One notable area where the Trump administration appears to have dropped the ball is on the accessibility of testing kits. Only about 11,000 people have been tested for coronavirus, which means the number of actual cases could be much higher than reported. Ronald Klain, a former chief of staff to Joe Biden, claimed that the Obama administration ‘tested 1 million people for H1N1 in the first month after the first US diagnosed case.’

‘If you go back to the swine flu they didn’t do it like this,’ Trump said. ‘We’ve gotten it very early.’

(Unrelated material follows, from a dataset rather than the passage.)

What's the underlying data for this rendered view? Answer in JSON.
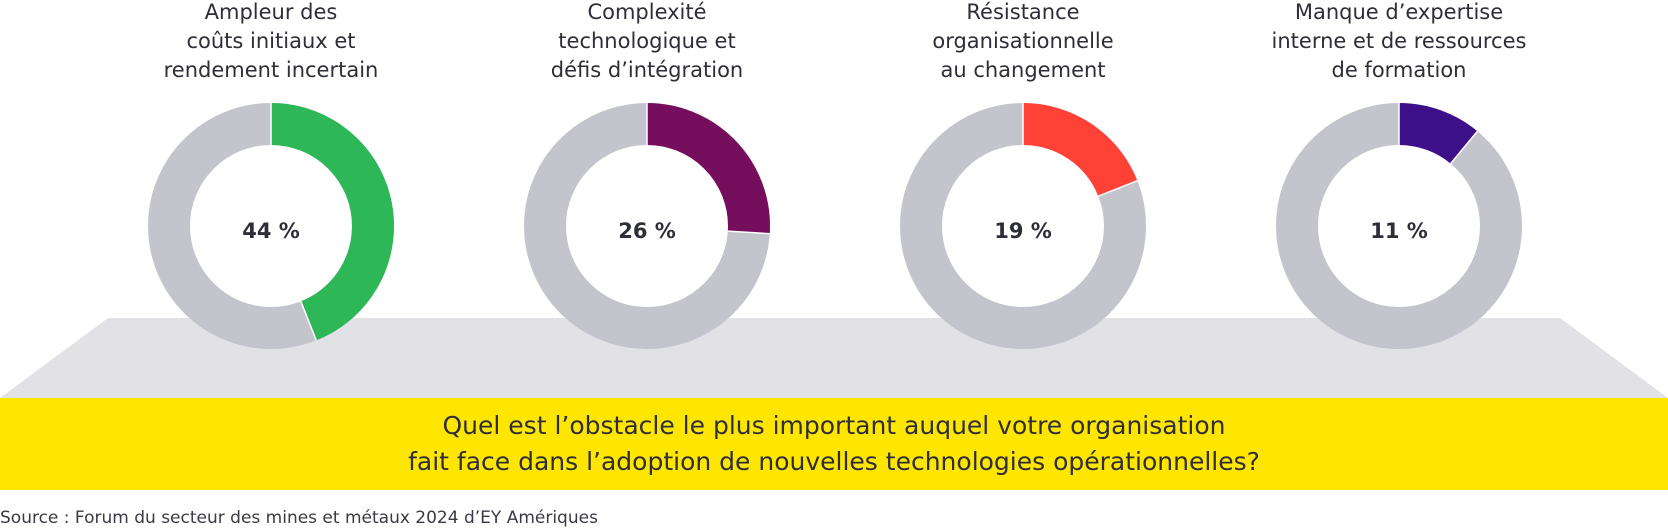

Trump has blamed the slow rolling out of testing kits on FDA regulations and the CDC ‘system’, but claimed Friday that through a public and private health partnership, five million tests will be available ‘very shortly’.

The president’s response to the coronavirus has been far from perfect: during a Wednesday night address, he incorrectly claimed that there would be a partial ban on goods from Europe (goods are not affected), that all of Europe was subject to a new travel ban (the UK and Ireland are exempt), and that industry leaders would ‘waive all copayments for coronavirus treatments’ (they are only waiving copayments for testing). But his national emergency declaration Friday, delivered with the assistance of health and business leaders, seemed to assuage fears — the Dow Jones surged nearly 2,000 points during Trump’s news conference, the greatest point gain in history.